Después, el chico del puesto de revistas de la esquina, con el que a veces comento las noticias del día, me preguntó a qué se debía que anduviera tan linda. Cuando me pongo nerviosa y no sé qué decir sólo sonrío, así que esta vez sonreí y me fui de ahí caminando rumbo a la estación del metro Juanacatlán, contenta, porque esos comentarios me habían hecho sentir estupendamente bien.

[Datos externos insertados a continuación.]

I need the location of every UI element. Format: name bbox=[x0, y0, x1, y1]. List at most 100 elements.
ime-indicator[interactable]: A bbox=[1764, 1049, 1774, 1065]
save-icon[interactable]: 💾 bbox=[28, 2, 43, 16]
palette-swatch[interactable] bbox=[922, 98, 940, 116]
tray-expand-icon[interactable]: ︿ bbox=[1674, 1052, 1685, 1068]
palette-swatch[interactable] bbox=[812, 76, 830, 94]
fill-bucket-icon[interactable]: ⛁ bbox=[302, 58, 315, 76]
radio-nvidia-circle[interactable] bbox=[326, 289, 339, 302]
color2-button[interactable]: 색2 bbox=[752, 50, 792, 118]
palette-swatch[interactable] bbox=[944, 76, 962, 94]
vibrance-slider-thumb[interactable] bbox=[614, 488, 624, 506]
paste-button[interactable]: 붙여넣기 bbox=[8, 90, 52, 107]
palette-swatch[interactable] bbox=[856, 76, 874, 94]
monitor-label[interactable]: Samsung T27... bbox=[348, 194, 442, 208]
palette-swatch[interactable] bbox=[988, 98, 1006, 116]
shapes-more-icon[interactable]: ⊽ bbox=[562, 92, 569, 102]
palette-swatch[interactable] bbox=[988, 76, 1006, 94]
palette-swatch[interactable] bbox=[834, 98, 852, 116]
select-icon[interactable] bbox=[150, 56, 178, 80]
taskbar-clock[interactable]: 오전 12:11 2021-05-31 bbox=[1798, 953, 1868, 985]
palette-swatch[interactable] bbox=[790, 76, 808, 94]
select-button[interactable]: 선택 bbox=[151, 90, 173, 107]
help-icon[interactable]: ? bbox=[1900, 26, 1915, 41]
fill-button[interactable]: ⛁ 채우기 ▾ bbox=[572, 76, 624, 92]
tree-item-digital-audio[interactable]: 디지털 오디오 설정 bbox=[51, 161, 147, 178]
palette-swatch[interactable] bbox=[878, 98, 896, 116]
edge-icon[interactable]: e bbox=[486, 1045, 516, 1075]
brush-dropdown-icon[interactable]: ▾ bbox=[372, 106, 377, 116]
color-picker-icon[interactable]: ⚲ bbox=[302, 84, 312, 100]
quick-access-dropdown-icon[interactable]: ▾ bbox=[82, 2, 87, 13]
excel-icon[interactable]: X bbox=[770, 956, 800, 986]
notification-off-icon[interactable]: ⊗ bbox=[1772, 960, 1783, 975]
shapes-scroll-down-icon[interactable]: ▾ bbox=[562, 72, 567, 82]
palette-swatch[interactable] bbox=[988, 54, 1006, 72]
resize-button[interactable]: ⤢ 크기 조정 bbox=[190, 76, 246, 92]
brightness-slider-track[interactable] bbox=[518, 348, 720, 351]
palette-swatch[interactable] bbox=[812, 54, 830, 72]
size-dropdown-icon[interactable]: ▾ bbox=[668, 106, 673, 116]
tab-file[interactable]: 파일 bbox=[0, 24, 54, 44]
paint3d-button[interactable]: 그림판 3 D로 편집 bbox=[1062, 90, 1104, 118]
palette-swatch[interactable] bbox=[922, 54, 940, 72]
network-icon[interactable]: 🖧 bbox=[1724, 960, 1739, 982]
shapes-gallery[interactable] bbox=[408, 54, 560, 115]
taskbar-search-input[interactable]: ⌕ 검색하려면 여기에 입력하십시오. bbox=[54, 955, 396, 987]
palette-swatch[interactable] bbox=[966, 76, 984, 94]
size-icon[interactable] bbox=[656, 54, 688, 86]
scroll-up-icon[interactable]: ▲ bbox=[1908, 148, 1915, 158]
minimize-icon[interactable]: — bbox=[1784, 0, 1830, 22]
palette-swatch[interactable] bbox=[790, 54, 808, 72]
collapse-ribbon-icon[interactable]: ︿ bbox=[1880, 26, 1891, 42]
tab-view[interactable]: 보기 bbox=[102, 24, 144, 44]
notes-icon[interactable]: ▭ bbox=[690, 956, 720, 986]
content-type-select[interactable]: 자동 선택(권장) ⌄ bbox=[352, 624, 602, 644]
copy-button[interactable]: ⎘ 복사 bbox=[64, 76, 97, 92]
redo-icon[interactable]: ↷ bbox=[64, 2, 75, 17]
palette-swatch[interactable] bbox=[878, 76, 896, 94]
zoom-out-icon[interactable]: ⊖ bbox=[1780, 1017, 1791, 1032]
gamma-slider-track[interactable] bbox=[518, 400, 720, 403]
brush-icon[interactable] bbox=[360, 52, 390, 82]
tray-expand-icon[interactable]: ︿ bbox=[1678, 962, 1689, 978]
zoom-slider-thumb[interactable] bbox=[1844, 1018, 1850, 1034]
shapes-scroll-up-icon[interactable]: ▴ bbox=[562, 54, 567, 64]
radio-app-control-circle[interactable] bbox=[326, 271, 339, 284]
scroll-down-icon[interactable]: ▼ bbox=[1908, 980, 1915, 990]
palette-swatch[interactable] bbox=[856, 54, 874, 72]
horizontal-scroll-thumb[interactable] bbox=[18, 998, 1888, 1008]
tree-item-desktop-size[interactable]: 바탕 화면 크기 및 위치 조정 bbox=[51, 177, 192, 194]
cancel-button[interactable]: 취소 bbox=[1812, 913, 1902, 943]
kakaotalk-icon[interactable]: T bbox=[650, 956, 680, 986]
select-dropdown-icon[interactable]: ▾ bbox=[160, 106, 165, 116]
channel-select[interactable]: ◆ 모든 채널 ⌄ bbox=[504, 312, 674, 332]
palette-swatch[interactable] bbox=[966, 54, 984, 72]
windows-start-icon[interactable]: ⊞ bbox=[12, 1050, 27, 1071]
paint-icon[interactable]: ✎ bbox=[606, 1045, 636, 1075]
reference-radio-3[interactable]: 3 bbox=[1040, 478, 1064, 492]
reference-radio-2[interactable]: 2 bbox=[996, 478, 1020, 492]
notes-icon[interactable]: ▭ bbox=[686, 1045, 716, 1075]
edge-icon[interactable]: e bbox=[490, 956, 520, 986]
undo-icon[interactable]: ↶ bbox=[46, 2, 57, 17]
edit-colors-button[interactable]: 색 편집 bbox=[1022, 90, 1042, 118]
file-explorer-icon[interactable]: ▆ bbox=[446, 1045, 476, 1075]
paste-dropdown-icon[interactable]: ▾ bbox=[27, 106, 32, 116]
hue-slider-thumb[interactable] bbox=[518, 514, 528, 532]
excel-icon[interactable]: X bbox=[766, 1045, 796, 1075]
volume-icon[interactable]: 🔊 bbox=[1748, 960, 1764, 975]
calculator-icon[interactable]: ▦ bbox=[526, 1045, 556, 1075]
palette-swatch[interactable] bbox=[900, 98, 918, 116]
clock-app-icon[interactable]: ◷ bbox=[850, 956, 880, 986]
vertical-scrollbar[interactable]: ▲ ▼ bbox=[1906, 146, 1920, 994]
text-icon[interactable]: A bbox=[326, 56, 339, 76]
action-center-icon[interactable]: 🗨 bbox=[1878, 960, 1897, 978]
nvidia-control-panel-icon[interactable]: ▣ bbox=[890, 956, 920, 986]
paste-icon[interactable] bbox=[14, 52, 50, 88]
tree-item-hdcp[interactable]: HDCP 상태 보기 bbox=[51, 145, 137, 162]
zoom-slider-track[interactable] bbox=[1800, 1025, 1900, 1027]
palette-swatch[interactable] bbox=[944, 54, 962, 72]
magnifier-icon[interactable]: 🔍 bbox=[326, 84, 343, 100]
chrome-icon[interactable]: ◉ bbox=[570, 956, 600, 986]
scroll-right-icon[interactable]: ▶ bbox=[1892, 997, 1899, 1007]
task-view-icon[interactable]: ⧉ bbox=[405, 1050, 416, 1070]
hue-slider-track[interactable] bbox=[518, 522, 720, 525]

A esa hora la estación estaba abarrotada pero me puse lista y avancé entre la gente hasta llegar lo más cerca posible de la vía. Con permiso, con permiso. Cuando llegó el tren conseguí entrar rápidamente aunque detrás de mí también entró una multitud y quedamos todos apretujados. Había gente a mi alrededor presionándose contra mí. Como pude logré sujetarme de un poste y esperé el tirón del arranque de la máquina.

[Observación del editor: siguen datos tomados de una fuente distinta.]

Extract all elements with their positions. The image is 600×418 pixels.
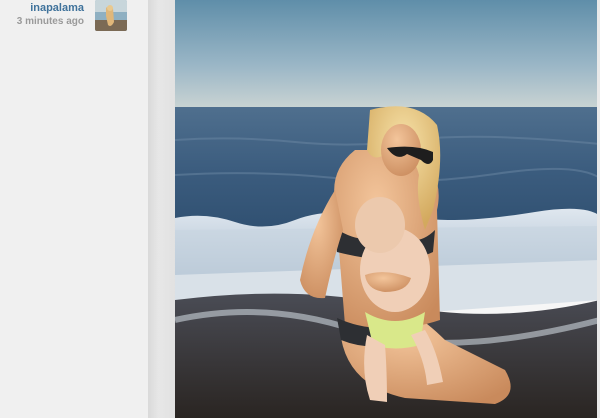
column-gutter: [148, 0, 175, 418]
user-avatar[interactable]: [95, 0, 127, 31]
left-panel: inapalama 3 minutes ago: [0, 0, 175, 418]
feed-column: inapalama 3 minutes ago: [0, 0, 149, 418]
beach-photo-image: [175, 0, 600, 418]
post-timestamp: 3 minutes ago: [16, 16, 84, 27]
post-username-link[interactable]: inapalama: [30, 2, 84, 14]
post-photo[interactable]: [175, 0, 600, 418]
avatar-thumbnail-icon: [95, 0, 127, 31]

Apenas se cerraron las puertas y empezó a moverse el tren sentí una mano tocando mi muslo derecho. Al principio pensé que había sido un movimiento involuntario, pero después percibí que la mano me acariciaba lentamente la piel y levantaba el borde de mi vestido al tiempo que restregaba tímidamente su cuerpo pesado contra mi trasero. El vagón iba demasiado lleno como para moverme de ahí, pero conseguí hacer espacio para colocar la bolsa, que llevaba colgada en el hombro, a la altura de mis nalgas, entre su cuerpo y el mío.

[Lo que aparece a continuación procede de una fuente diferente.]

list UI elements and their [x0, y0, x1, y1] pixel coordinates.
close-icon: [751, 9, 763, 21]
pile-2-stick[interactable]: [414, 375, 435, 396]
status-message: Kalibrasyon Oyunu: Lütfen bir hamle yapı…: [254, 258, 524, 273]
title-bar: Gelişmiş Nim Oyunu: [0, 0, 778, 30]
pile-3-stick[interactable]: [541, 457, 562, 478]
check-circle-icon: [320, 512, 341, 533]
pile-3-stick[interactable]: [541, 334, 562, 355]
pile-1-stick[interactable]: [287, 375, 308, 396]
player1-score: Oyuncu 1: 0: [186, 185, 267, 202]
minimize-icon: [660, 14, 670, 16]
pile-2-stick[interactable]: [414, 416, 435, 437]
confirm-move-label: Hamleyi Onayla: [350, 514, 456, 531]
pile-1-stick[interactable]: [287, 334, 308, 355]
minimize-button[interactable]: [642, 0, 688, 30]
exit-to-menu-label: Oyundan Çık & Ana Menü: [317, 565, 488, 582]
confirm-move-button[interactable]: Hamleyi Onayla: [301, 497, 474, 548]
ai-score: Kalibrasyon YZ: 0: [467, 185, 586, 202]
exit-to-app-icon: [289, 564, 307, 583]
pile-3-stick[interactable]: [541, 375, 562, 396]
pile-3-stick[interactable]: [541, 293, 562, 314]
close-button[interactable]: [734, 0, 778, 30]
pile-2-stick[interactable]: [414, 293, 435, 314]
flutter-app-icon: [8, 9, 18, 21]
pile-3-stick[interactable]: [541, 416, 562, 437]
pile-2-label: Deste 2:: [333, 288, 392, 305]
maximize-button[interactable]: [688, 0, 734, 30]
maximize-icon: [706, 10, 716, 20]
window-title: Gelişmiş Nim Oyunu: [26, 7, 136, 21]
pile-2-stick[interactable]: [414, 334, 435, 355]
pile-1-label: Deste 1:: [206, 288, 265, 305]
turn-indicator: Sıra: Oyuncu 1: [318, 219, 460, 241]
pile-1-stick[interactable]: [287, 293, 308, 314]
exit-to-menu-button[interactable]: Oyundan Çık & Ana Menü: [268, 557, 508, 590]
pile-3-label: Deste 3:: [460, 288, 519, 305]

Cuando llegué al DF estas situaciones me daban terror pero con el tiempo aprendí a protegerme y lidiar con esta clase de cerdos. Si te das por enterada o se sienten amenazados se excitan, si no los pelas se hacen chaquetas mentales pero no se arriesgan a más. En algún momento pensé que había sido un error ponerme ese vestido, pero luego me convencí que el problema no era mío, sino de este imbécil. Así y todo aguanté sus empujones y caricias involuntarias en las nalgas, a través de la bolsa que me servía de escudo, hasta la siguiente estación donde bajó un poco de gente y pude acomodarme cerca de la puerta, lejos de él. Nunca le vi la cara, ni me importó. ¿Para qué?

Cuando llegué al trabajo ya me había olvidado del baboso del metro. Fui directamente a la cocineta, encendí la cafetera y mientras se calentaba el agua aproveché para guardar mis tuppers del desayuno en el refri. Abrí mi bolsa y sólo estaba el tupper del cereal, el de la fruta desapareció. ¡El del metro me agarró la papaya! ¡Maldito! Era una papaya pequeña, pero era perfecta. La había comprado días antes y la dejé envuelta en papel periódico como me enseñó mamá. La noche anterior la revisé y vi que ya estaba madura. Le quité la piel, la corté en cuadritos y la escondí para que Floramia no se la comiera. Se veía rojita, jugosa y dulce a más no poder. ¡Era mi papaya! Todavía la recuerdo y me regresa el mal humor.